The operational impact of this vulnerability extends beyond simple functional failures to potentially compromise system security and stability. Uninitialized memory reads can expose sensitive kernel data to user-space processes, creating information leakage opportunities that align with attack patterns described in the attack technique matrix under T1005 (Data from Local System) and T1059 (Command and Scripting Interpreter). The vulnerability could enable attackers to extract kernel memory contents, potentially revealing cryptographic keys, credentials, or other sensitive information. Additionally, the improper error handling could cause driver instability leading to denial of service conditions that affect network connectivity for USB ethernet devices. This vulnerability directly maps to CWE-457 (Use of Uninitialized Variable) and CWE-248 (Uncaught Exception) within the Common Weakness Enumeration framework, representing both uninitialized variable usage and inadequate exception handling in kernel space code.
The mitigation strategy for CVE-2022-49226 involves implementing comprehensive error checking within the asix_read_cmd() function to validate that the number of bytes read matches or exceeds the requested amount.

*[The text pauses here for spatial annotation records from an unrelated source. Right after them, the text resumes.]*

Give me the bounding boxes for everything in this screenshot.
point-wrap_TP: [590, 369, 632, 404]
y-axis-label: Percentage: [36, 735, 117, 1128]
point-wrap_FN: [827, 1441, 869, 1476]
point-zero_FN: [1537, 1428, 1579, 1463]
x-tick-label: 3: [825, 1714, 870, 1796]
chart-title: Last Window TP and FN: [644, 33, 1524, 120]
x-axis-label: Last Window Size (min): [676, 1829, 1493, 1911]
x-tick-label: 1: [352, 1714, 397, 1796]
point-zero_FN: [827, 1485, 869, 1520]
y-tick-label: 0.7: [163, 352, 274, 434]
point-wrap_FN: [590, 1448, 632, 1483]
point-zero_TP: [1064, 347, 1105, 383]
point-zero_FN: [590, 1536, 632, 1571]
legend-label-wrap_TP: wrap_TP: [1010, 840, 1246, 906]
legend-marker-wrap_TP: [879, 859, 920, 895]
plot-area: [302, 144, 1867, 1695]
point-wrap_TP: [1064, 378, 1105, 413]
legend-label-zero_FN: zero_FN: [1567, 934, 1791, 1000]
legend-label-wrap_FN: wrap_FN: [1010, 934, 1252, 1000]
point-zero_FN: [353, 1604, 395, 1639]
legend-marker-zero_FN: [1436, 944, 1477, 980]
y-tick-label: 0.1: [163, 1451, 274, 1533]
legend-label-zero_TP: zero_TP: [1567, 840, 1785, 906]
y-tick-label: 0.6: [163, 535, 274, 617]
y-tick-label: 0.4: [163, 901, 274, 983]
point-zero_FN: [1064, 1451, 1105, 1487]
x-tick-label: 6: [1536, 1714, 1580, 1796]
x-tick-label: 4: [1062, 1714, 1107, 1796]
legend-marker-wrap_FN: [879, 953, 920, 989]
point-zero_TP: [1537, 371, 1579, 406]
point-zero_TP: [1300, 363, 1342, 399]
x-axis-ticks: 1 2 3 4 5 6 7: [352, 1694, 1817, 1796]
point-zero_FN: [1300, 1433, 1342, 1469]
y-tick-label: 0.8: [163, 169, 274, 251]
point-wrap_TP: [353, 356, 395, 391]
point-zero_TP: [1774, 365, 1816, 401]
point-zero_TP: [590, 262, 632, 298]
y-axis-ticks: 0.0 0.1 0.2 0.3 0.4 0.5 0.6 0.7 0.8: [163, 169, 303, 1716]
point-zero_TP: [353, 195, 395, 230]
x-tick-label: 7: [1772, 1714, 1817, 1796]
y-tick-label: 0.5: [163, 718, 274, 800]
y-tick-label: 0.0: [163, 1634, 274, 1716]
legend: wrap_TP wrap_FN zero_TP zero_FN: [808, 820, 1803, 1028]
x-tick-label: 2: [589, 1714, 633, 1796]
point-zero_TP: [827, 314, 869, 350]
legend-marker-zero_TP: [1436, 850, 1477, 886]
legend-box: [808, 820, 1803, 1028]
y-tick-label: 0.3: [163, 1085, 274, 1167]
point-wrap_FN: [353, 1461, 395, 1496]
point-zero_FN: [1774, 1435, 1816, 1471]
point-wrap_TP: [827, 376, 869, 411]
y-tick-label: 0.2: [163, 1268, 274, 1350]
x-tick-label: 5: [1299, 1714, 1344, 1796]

This approach addresses the core issue by adding proper input validation and ensuring that all callers of this function actually check return values through the introduction of __must_check notation. The patch enforces sanity checks that prevent processing of incomplete data reads and ensures that USB-related errors are properly propagated throughout the driver codebase. This remediation aligns with secure coding practices recommended in the Linux kernel security guidelines and helps prevent similar issues across the broader USB networking subsystem. The solution follows the principle of defense in depth by implementing multiple layers of validation while maintaining backward compatibility with existing driver functionality. System administrators should ensure that affected kernel versions are updated to include this patch, particularly in environments where USB ethernet devices are deployed and where kernel memory protection is critical for overall system security posture.